I recommend to you to test JRuby with -J-client option for reasons behind the jruby implementation in some cases several JRuby programs can run faster with this option instead of -J-server
I also share Arnons curiosity about the performance issues surrounding Ruby on windows.
Switching to Linux is not an option for us. All our internal (yes, these are ‘enterprise’ apps) applications run on Windows and management will not budge on this issue.
Has anyone done any benchmarks of JRuby and Ruby 1.9.1 (if possible) on Windows?
Has anyone successfully deployed JRuby on an IBM AS400, iSeries or Power products?
I would love to see JRuby and Rails/Merb applications running on these products. RPG, COBOL and C are WAY long in the tooth and I’m surprised that IBM hasn’t supported Ruby or Python on these platforms. If they did, these platforms may prove viable for sometime to come, instead of dying in the slow death spiral in which they currently find themselves.

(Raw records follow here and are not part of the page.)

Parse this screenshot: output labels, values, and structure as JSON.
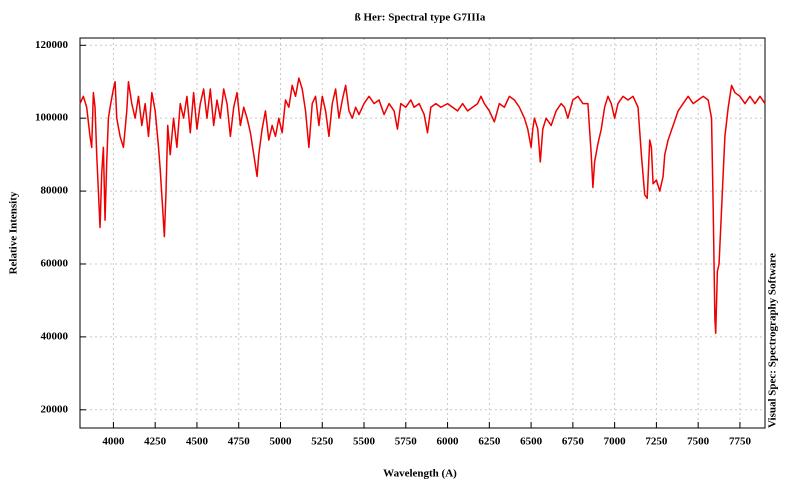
{
  "chart_data": {
    "type": "line",
    "title": "ß Her: Spectral type G7IIIa",
    "xlabel": "Wavelength (A)",
    "ylabel": "Relative Intensity",
    "annotation": "Visual Spec: Spectrography Software",
    "color": "#ee0000",
    "grid": true,
    "xlim": [
      3800,
      7900
    ],
    "ylim": [
      15000,
      122000
    ],
    "xticks": [
      4000,
      4250,
      4500,
      4750,
      5000,
      5250,
      5500,
      5750,
      6000,
      6250,
      6500,
      6750,
      7000,
      7250,
      7500,
      7750
    ],
    "yticks": [
      20000,
      40000,
      60000,
      80000,
      100000,
      120000
    ],
    "x": [
      3800,
      3820,
      3840,
      3860,
      3870,
      3880,
      3890,
      3900,
      3910,
      3920,
      3930,
      3940,
      3950,
      3960,
      3970,
      3980,
      4000,
      4010,
      4020,
      4040,
      4060,
      4080,
      4090,
      4110,
      4130,
      4150,
      4170,
      4190,
      4210,
      4230,
      4250,
      4270,
      4280,
      4295,
      4305,
      4315,
      4325,
      4340,
      4360,
      4380,
      4400,
      4420,
      4440,
      4460,
      4480,
      4500,
      4520,
      4540,
      4560,
      4580,
      4600,
      4620,
      4640,
      4660,
      4680,
      4700,
      4720,
      4740,
      4760,
      4780,
      4800,
      4820,
      4840,
      4860,
      4870,
      4890,
      4910,
      4930,
      4950,
      4970,
      4990,
      5010,
      5030,
      5050,
      5070,
      5090,
      5110,
      5130,
      5150,
      5170,
      5190,
      5210,
      5230,
      5250,
      5270,
      5290,
      5310,
      5330,
      5350,
      5370,
      5390,
      5410,
      5430,
      5450,
      5470,
      5500,
      5530,
      5560,
      5590,
      5620,
      5650,
      5680,
      5700,
      5720,
      5750,
      5780,
      5800,
      5830,
      5860,
      5880,
      5900,
      5930,
      5960,
      6000,
      6030,
      6060,
      6090,
      6120,
      6150,
      6180,
      6200,
      6220,
      6250,
      6280,
      6310,
      6340,
      6370,
      6400,
      6430,
      6460,
      6480,
      6500,
      6510,
      6520,
      6540,
      6555,
      6570,
      6590,
      6620,
      6650,
      6680,
      6700,
      6720,
      6750,
      6780,
      6810,
      6840,
      6860,
      6870,
      6880,
      6900,
      6920,
      6940,
      6960,
      6980,
      7000,
      7020,
      7050,
      7080,
      7110,
      7140,
      7160,
      7180,
      7195,
      7210,
      7220,
      7230,
      7250,
      7270,
      7290,
      7300,
      7320,
      7350,
      7380,
      7410,
      7440,
      7470,
      7500,
      7530,
      7560,
      7580,
      7590,
      7600,
      7605,
      7615,
      7625,
      7640,
      7660,
      7680,
      7700,
      7720,
      7750,
      7780,
      7810,
      7840,
      7870,
      7900
    ],
    "values": [
      104000,
      106000,
      103000,
      95000,
      92000,
      107000,
      103000,
      90000,
      80000,
      70000,
      85000,
      92000,
      72000,
      88000,
      100000,
      103000,
      108000,
      110000,
      100000,
      95000,
      92000,
      102000,
      110000,
      104000,
      100000,
      106000,
      98000,
      104000,
      95000,
      107000,
      102000,
      92000,
      86000,
      75000,
      67500,
      80000,
      98000,
      90000,
      100000,
      92000,
      104000,
      100000,
      106000,
      96000,
      107000,
      97000,
      104000,
      108000,
      100000,
      108000,
      98000,
      105000,
      100000,
      108000,
      104000,
      95000,
      103000,
      107000,
      98000,
      103000,
      100000,
      96000,
      90000,
      84000,
      90000,
      97000,
      102000,
      94000,
      98000,
      95000,
      100000,
      96000,
      105000,
      103000,
      109000,
      106000,
      111000,
      108000,
      102000,
      92000,
      104000,
      106000,
      98000,
      106000,
      102000,
      95000,
      104000,
      108000,
      100000,
      105000,
      109000,
      102000,
      100000,
      103000,
      101000,
      104000,
      106000,
      104000,
      105000,
      101000,
      104000,
      102000,
      97000,
      104000,
      103000,
      105000,
      103000,
      104000,
      101000,
      96000,
      103000,
      104000,
      103000,
      104000,
      103000,
      102000,
      104000,
      102000,
      103000,
      104000,
      106000,
      104000,
      102000,
      99000,
      104000,
      103000,
      106000,
      105000,
      103000,
      100000,
      97000,
      92000,
      97000,
      100000,
      97000,
      88000,
      97000,
      100000,
      98000,
      102000,
      104000,
      103000,
      100000,
      105000,
      106000,
      104000,
      104000,
      90000,
      81000,
      88000,
      93000,
      97000,
      103000,
      106000,
      104000,
      100000,
      104000,
      106000,
      105000,
      106000,
      103000,
      90000,
      79000,
      78000,
      94000,
      92000,
      82000,
      83000,
      80000,
      84000,
      90000,
      94000,
      98000,
      102000,
      104000,
      106000,
      104000,
      105000,
      106000,
      105000,
      100000,
      75000,
      45000,
      41000,
      58000,
      60000,
      75000,
      95000,
      103000,
      109000,
      107000,
      106000,
      104000,
      106000,
      104000,
      106000,
      104000
    ]
  }
}
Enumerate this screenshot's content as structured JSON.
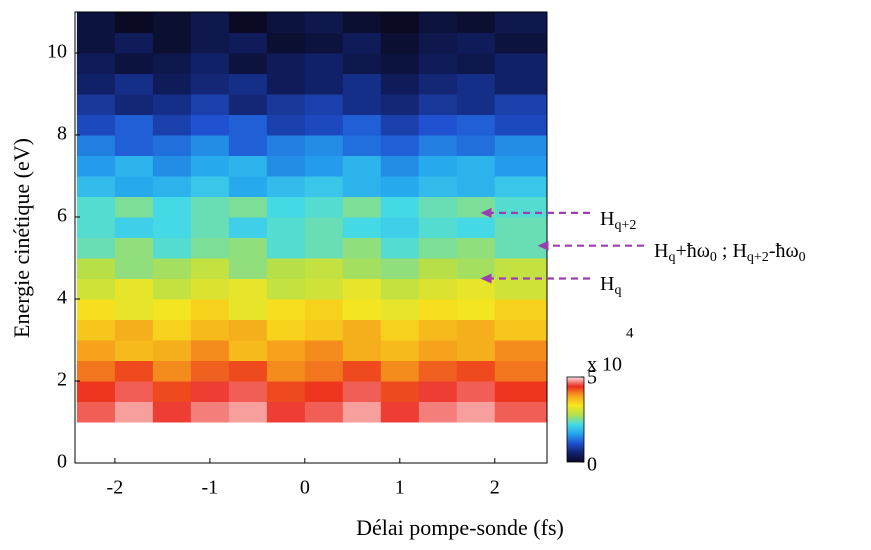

Looks like I’m going to look at JRuby again. Thanks!
Man, very great this tests!
Good job man, very good.
also has some nice ‘gc related’ benchmarks that might be nice to add to the suite [with some modification].
Thanks for your good work on this.
Also interesting would be to try to ‘eke’ out performance of MRI, using compile options [compilers, etc], though I suppose that merits its own separate test 🙂
Isn’t Ruby suposed to be horribly slow on Windows? Possibly we should ignore the 1.8.6 results.
Assuming 1.8.7 is on Linux or some such then this test confirms again that Yarv is about 3 times faster than the old Ruby. I was hoping for 10x. So it does look like Ruby is always going to be slower than Python.
why was REE slow?
You can also get better windows performance out of the mingw version in the works.
Balast: Yes, we have heard of at least one person deploying on AS/400. I don’t know about the others, but we recently made an effort to get JRuby running well on IBM JDKs. It ought to work fine.
All interested in Windows: Hotspot has had a lot of work done to run well on Windows, and I doubt we’d see any significant performance drop from using JRuby on Windows. Give it a try yourself, but if Ruby has such severe perf issues on Windows, then JRuby could be a really excellent option for you.
BlackHand: The -client option is usually on by default, and switches to the faster-starting, non-optimizing JIT compiler. So it’s faster for some things, but in almost all cases the -server option will perform a lot better.
Arnon: JRuby is internally “just Java” so we’re taking full advantage of the JVM’s GC, threading, and optimization capabilities.
Shimnon: JRuby is much more than a good option for those already on the JVM; we have many users starting to switch to JRuby simply because it performs so well and scales well on multicore systems. The JVM is just a means for us to create an excellent Ruby impl.
Hey man, great ! Is nice to see Ruby rising up! good job !
Could you please tell us which version of the JVM was used to test JRuby? If I’m not mistaken, Ubuntu includes many implementations of the JVM, the 3 most popular beeing Sun’s 6.10, Sun’s 220.127.116.11 and OpenJDK’s 6b12.
Nicolas, I used Sun’s 6.10.
Are there plans to do a shootout for 2009? It’ll be interesting with all the progress rubinius has made.